With permanent life insurance, you will not lose the benefits fully. Instead, Companie says you will have three options:

  1. Cash out: Under this option, a cash payment is provided to the owner.
  2. Extended insurance: Under this option, the insured keeps the full protection provided under the insurance policy, but only for a limited amount of time.
  3. Reduced paid-up insurance: Under this option, the owner accepts a smaller amount of coverage, but no further premiums need to be paid and the benefit is provided until the insured's death.

"Permanent life insurance policies provide nonforfeiture options. These are contained in the policy, and the policy owner can choose from any of the available options if they stop making their premium payments," she says.

Frequently Asked Questions

What is a contingent beneficiary?

A contingent beneficiary is a person who receives the money if the primary beneficiary isn’t able or declines to collect the payout.
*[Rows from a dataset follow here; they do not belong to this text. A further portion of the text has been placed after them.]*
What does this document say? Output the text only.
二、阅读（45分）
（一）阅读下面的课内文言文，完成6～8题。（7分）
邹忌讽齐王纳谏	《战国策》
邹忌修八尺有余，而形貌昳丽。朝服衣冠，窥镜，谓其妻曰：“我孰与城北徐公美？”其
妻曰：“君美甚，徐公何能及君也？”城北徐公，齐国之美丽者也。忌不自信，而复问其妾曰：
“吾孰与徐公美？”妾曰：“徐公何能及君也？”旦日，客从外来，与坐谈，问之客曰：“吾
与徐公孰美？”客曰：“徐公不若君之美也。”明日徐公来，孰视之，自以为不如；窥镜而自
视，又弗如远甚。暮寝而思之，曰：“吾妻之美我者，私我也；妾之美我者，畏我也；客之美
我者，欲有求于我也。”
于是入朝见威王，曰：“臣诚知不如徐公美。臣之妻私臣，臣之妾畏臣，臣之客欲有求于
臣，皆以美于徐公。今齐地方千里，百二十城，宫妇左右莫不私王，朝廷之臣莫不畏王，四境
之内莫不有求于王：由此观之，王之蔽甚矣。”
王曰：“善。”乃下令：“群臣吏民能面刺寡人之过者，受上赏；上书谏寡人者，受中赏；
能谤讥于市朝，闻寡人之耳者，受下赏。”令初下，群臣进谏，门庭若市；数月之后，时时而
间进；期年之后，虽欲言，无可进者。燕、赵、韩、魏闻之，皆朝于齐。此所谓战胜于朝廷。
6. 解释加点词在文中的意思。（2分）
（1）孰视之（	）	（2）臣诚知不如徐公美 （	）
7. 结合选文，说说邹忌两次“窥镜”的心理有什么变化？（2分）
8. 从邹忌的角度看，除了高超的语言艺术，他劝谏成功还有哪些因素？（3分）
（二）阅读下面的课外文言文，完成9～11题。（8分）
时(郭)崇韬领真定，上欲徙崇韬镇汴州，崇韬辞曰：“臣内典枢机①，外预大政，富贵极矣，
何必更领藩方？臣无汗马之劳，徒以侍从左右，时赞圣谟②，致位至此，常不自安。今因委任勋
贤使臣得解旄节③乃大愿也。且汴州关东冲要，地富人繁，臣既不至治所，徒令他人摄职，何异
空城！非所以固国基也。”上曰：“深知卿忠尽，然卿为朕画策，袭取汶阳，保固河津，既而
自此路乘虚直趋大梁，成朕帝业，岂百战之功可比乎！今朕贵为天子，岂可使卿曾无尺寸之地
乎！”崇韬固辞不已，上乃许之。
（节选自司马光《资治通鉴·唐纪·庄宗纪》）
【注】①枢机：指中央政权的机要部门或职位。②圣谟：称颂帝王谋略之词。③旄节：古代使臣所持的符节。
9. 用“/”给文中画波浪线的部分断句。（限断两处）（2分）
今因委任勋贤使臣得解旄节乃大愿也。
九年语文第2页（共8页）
In that case, the unclaimed life insurance goes to the contingent beneficiary.

How do you find a life insurance policy?

If you’re not sure a policy exists for a loved one, there are ways to get help, including from the National Association of Insurance Commissioners (NAIC), which offers a life insurance policy search.

According to the NAIC, millions of life insurance benefits are left as unclaimed property by beneficiaries each year.

The first places to start when looking for a life insurance policy are personal records, including:

  • Bank statements
  • Deposit boxes
  • Address books

Look for any documents that include information about life insurance companies, including financial records, bank account checks and addresses. In the address book, you should also look for an insurance agent. Check for contact information for the agent and see if that professional can help your search.

Also, look for names of attorneys, who might be able to help steer you in the right direction.

One other place to check is the deceased's job or business. Employers often offer group life insurance policies to employees. You may be eligible for a death benefit from a policy if your relative had a policy from work.

If you can't find the life insurance policy that way, the NAIC offers a free online tool that helps people find lost life insurance policies.

To file life insurance claims, you typically need to mail a death certificate to the insurer's office and must fill out a claim form that includes the deceased person's Social Security Number. The insurance company will review the information and pay out a death benefit if the life policy is in good standing.

Many state insurance departments may help with a policy search, too, so you can call your state to see if they can help with the search.

How long does it take for an insurer to pay life insurance benefits?

Most insurance companies pay death benefits within 14 to 60 days of the claim and related documents.

Make sure you provide all documents and information needed so the life insurer can review the information. One reason why a death benefit may take longer than a couple of weeks is if you don't provide all of the information needed.